The Wall Street Journal is reporting that 20% of the homes in America are “upside down.”

This is probably the result of two past practices – borrowing against equity and/or purchasing at the top of the market.

I have family members who borrowed more money against their equity than the CURRENT market price will support, so I know it happens. That practice was particularly seductive while home values were rapidly increasing, but now they have to pay the Piper.

Although prices have, or at least have nearly stabilized (except in the homes worth less than $350,000 – in effect the “investment market” where foreclosures continue), most people who are “below market” would be best served by “hanging on.”

Admittedly, the prospects of price rises to pre-recession values are many years away but some homes will escape being “underwater” with each incremental value rise over the years.

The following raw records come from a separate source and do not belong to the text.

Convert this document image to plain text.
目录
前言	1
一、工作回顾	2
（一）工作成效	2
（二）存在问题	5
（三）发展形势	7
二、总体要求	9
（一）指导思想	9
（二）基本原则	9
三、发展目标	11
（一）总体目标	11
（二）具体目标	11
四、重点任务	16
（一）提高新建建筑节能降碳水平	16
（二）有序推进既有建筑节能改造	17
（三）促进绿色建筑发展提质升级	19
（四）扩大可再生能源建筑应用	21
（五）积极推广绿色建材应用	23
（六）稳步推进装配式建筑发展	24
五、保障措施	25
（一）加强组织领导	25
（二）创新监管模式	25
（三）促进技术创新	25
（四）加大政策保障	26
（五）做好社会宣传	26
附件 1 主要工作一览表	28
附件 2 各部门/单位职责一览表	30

Nevertheless, staying in place and “hunkering down” is the best strategy for the present – unless you are physically uncomfortable in your home and your prospects for remaining comfortable for say, five years, you should not consider selling.

If however you need to sell to move closer to family or to a retirement facility and you cannot hold on for five years, you are (generally speaking) better off to forget the “paper profits” you THOUGHT you had, and take whatever profit you Actually HAVE over your initial purchase price.

One of your considerations must be that for the previous four years, more productive tax-payers have left California than have come into California – the result of a growing “business hostile” environment of the nations’ highest sales tax, income tax and car tax. Movement to the sun is made by people who are cost savvy and they can weigh the climate advantages against the cost disadvantages.

That will weigh against a quick California housing recovery.